PROFESSOR: So in this final segment today, we're going to talk about set theory just a little bit. Because if you're going to take a math class, if you're going to be exposed to math for computer science, it's useful to have at least a glimmering of what the foundations of math looks like, how it starts and how it gets justified. And that's what set theory does. In addition, we will see that the diagonal argument that we've already made much of played a crucial role in the development and understanding of set theory.
So let's begin with an issue that plays an important role in set theory and in computer science, having to do with the idea of taking a function and applying it to itself, or having something refer to itself. And this is one of these things that's notoriously doubtful. There's all these paradoxes.

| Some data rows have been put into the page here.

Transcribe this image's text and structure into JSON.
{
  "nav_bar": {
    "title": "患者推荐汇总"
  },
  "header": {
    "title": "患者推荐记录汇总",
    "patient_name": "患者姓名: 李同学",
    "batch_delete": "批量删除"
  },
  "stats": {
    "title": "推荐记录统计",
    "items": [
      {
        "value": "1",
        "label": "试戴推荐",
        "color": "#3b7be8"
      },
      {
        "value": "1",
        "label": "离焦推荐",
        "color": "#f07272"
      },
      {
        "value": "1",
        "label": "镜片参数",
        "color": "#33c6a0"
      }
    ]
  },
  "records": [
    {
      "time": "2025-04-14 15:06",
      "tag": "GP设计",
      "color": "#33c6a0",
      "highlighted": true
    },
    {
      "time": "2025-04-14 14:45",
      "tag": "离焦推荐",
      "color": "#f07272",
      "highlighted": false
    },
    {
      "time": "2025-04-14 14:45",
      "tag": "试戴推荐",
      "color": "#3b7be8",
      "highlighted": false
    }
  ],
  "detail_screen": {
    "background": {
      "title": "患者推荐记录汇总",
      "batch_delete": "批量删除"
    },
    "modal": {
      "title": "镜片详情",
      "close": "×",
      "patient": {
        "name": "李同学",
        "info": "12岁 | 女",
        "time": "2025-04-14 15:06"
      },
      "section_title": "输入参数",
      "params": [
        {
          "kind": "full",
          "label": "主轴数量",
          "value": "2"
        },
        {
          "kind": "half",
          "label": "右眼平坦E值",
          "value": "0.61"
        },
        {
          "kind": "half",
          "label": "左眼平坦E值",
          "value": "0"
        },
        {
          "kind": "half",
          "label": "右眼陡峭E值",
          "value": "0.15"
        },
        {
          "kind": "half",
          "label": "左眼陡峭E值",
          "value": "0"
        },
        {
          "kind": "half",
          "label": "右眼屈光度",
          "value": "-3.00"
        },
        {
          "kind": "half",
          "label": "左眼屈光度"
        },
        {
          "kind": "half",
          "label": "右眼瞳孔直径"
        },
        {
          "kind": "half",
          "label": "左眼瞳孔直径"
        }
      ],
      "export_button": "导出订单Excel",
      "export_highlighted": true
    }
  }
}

But maybe the simplest one is when I assert this statement is false. And the question is, it true or false? Well, if it's true, then it's false. And if it's false, then it's true. And we get a kind of buzzer. It's not possible to figure out whether this statement is true or false. I think we would deny that it was a proposition. So that's a hint that there's something suspicious about self-reference, self-application, and so one. On the other hand, it's worth remembering that in computer science, we take this for granted. So let's look at an example.
Here's a simple example of a list in Scheme Lisp notation, meaning it's a list of three things, 0, 1, and 2. And the black parens indicate that we're thinking of it as an ordered list.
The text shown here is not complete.